As 2022 drew to a close, the Board of Federal Governors of the Federal Reserve System (Federal Reserve) adopted a final rule addressing “legacy contracts” in order to avert financial chaosi due to potential breaches of trillions of dollars in contracts for which there is no substitute for terms based on the London Interbank Offered Rate (“LIBOR”).

Despite the efforts of many in financial marketplaces to replace LIBOR in financial arrangements, there remain — in Federal Reserve parlance — “tough legacy contracts.” These contracts reference USD LIBOR, mature after the final LIBOR settings cease at the end of June 2023 and lack LIBOR replacement provisions; it is estimated that financial markets include $16 trillion in these contracts.ii

Since July 2017, when the UK Financial Conduct Authority announced that LIBOR would cease to be published eventually, market participants have worked to amend agreements ranging from derivatives to mortgages to other contracts. Recognizing that many parties to legacy contracts (including student loans and mortgages in securitizations) will not, for myriad reasons, amend those contracts by the time that the remaining LIBOR settings cease at the end of June this year, state governments enacted a patchwork of state law to transition legacy contracts away from LIBOR.iii For example, following the passage of New York State LIBOR Legislationiv certain legacy contracts will by operation of law be deemed to be amended to include the “Recommended (LIBOR) Fallback Replacement” mechanics published by the Alternative Reference Rates Committee (ARRC). Not all states have adopted similar LIBOR replacement law, necessitating a uniform, federal approach.

On March 15, 2022, Congress enacted the Adjustable Interest Rate (LIBOR) Act or LIBOR Act. The legislative vehicle for the LIBOR Act was the Consolidated Appropriations Act, 2022v and the LIBOR Act included statutory default provisions for legacy contracts.

The LIBOR Act furthers a “stay together” policy which in essence prevents parties from being subject to any claim or lawsuit (and resulting liability) arising out of the incorporation of LIBOR replacement mechanics published by ARRC into their legacy contracts. The LIBOR Act also mandates that certain LIBOR replacement conforming changes (these changes are typically determined and made by lenders in loans, for example) become part of the legacy contract. The next step following the passage of this federal law was for regulatory action to give color and detail to the LIBOR Act.
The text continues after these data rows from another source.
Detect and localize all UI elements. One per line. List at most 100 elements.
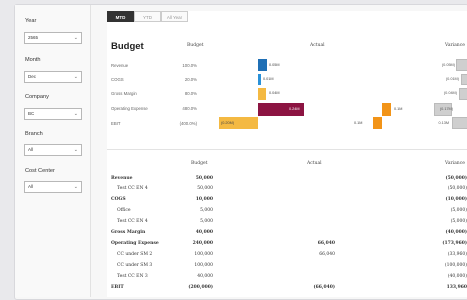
cogs-variance-label: (0.01M): [445, 77, 459, 81]
row-variance: (5,000): [450, 208, 467, 213]
table-row[interactable]: Test CC EN 4 50,000 (50,000): [107, 186, 467, 195]
opex-actual-label: 0.1M: [394, 107, 403, 111]
row-label: Test CC EN 4: [117, 186, 148, 191]
revenue-budget-label: 0.05M: [269, 63, 280, 67]
branch-value: All: [28, 147, 34, 152]
ebit-variance-bar: [452, 117, 467, 129]
gross-margin-budget-label: 0.04M: [269, 91, 280, 95]
row-actual: (66,040): [313, 285, 335, 290]
table-actual-header: Actual: [307, 161, 322, 166]
year-value: 2565: [28, 35, 39, 40]
tab-ytd[interactable]: YTD: [134, 11, 161, 22]
report-window: Year 2565 ⌄ Month Dec ⌄ Company BC ⌄ Branch…: [14, 4, 467, 300]
opex-variance-label: (0.17M): [439, 107, 453, 111]
row-budget: 10,000: [195, 197, 213, 202]
table-row[interactable]: Operating Expense 240,000 66,040 (173,96…: [107, 241, 467, 250]
actual-column-header: Actual: [310, 43, 325, 48]
row-variance: 133,960: [446, 285, 467, 290]
chevron-down-icon: ⌄: [73, 111, 78, 117]
page-title: Budget: [111, 41, 144, 52]
opex-actual-bar: [382, 103, 391, 116]
table-row[interactable]: CC under SM 3 100,000 (100,000): [107, 263, 467, 272]
variance-column-header: Variance: [445, 43, 465, 48]
year-label: Year: [25, 18, 37, 24]
ebit-variance-label: 0.13M: [438, 121, 449, 125]
row-budget: 40,000: [195, 230, 213, 235]
table-row[interactable]: CC under SM 2 100,000 66,040 (33,960): [107, 252, 467, 261]
month-select[interactable]: Dec ⌄: [24, 71, 82, 83]
table-row[interactable]: Office 5,000 (5,000): [107, 208, 467, 217]
row-label: Gross Margin: [111, 230, 146, 235]
row-label: CC under SM 2: [117, 252, 153, 257]
row-budget: 50,000: [197, 186, 213, 191]
chart-row-label: COGS: [111, 77, 124, 82]
row-variance: (5,000): [450, 219, 467, 224]
month-label: Month: [25, 57, 41, 63]
chart-row-percent: 100.0%: [182, 63, 197, 68]
branch-label: Branch: [25, 131, 43, 137]
section-divider: [107, 149, 467, 150]
row-budget: 50,000: [195, 176, 213, 181]
row-label: EBIT: [111, 285, 124, 290]
row-label: Test CC EN 3: [117, 274, 148, 279]
row-variance: (33,960): [447, 252, 467, 257]
cost-center-value: All: [28, 184, 34, 189]
table-row[interactable]: Test CC EN 4 5,000 (5,000): [107, 219, 467, 228]
table-budget-header: Budget: [191, 161, 208, 166]
filter-panel: Year 2565 ⌄ Month Dec ⌄ Company BC ⌄ Branch…: [15, 5, 91, 297]
row-budget: 100,000: [194, 252, 213, 257]
company-select[interactable]: BC ⌄: [24, 108, 82, 120]
row-variance: (50,000): [445, 176, 467, 181]
row-variance: (40,000): [447, 274, 467, 279]
budget-column-header: Budget: [187, 43, 204, 48]
chart-row-label: Revenue: [111, 63, 129, 68]
row-budget: (200,000): [188, 285, 213, 290]
cogs-budget-label: 0.01M: [263, 77, 274, 81]
table-row[interactable]: EBIT (200,000) (66,040) 133,960: [107, 285, 467, 294]
row-variance: (50,000): [447, 186, 467, 191]
table-variance-header: Variance: [445, 161, 465, 166]
chart-row-label: EBIT: [111, 121, 121, 126]
row-budget: 5,000: [200, 208, 213, 213]
row-label: Test CC EN 4: [117, 219, 148, 224]
table-row[interactable]: Gross Margin 40,000 (40,000): [107, 230, 467, 239]
cost-center-label: Cost Center: [25, 168, 55, 174]
chevron-down-icon: ⌄: [73, 147, 78, 153]
chevron-down-icon: ⌄: [73, 35, 78, 41]
row-budget: 5,000: [200, 219, 213, 224]
revenue-budget-bar: [258, 59, 267, 71]
row-budget: 100,000: [194, 263, 213, 268]
cost-center-select[interactable]: All ⌄: [24, 181, 82, 193]
cogs-variance-bar: [461, 74, 467, 85]
budget-panel: MTD YTD All Year Budget Budget Actual Va…: [107, 11, 467, 297]
table-row[interactable]: COGS 10,000 (10,000): [107, 197, 467, 206]
row-variance: (10,000): [445, 197, 467, 202]
chart-row-percent: 480.0%: [182, 106, 197, 111]
chart-row-percent: (400.0%): [179, 121, 197, 126]
chart-row-label: Operating Expense: [111, 106, 148, 111]
chevron-down-icon: ⌄: [73, 184, 78, 190]
ebit-budget-label: (0.20M): [221, 121, 235, 125]
row-variance: (40,000): [445, 230, 467, 235]
row-budget: 240,000: [192, 241, 213, 246]
gross-margin-variance-bar: [459, 88, 467, 100]
revenue-variance-bar: [456, 59, 467, 71]
gross-margin-budget-bar: [258, 88, 266, 100]
revenue-variance-label: (0.05M): [441, 63, 455, 67]
year-select[interactable]: 2565 ⌄: [24, 32, 82, 44]
table-row[interactable]: Revenue 50,000 (50,000): [107, 176, 467, 185]
row-actual: 66,040: [319, 252, 335, 257]
ebit-actual-label: 0.1M: [354, 121, 363, 125]
branch-select[interactable]: All ⌄: [24, 144, 82, 156]
opex-budget-label: 0.24M: [289, 107, 300, 111]
row-budget: 40,000: [197, 274, 213, 279]
row-label: Operating Expense: [111, 241, 159, 246]
tab-all-year[interactable]: All Year: [161, 11, 188, 22]
company-value: BC: [28, 111, 35, 116]
tab-mtd[interactable]: MTD: [107, 11, 134, 22]
row-label: Office: [117, 208, 131, 213]
chart-row-percent: 20.0%: [184, 77, 197, 82]
cogs-budget-bar: [258, 74, 261, 85]
chart-row-label: Gross Margin: [111, 91, 137, 96]
table-row[interactable]: Test CC EN 3 40,000 (40,000): [107, 274, 467, 283]
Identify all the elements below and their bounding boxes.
In July 2022, the Federal Reserve invited public comment as a part of its notice of proposed rulemaking to implement the LIBOR Act; the comment period ended on August 29, 2022. On December 16, 2022 a final rule implementing the LIBOR Act was published by the Federal Reserve. Among other things, the final rule:

  • Identifies benchmarks based on the Secured Overnight Financing Rate (SOFR) to replace LIBOR settings in multiple categories of legacy contracts;
  • Specifies benchmark conforming changes related to the calculation, administration and other implementing actions of SOFR benchmarks to replace LIBOR, and empowers the party in the legacy contract making the SOFR benchmark selection to make conforming changes; and
  • Preempts state and local LIBOR replacement law or standards relating to the LIBOR benchmark replacement in legacy contracts.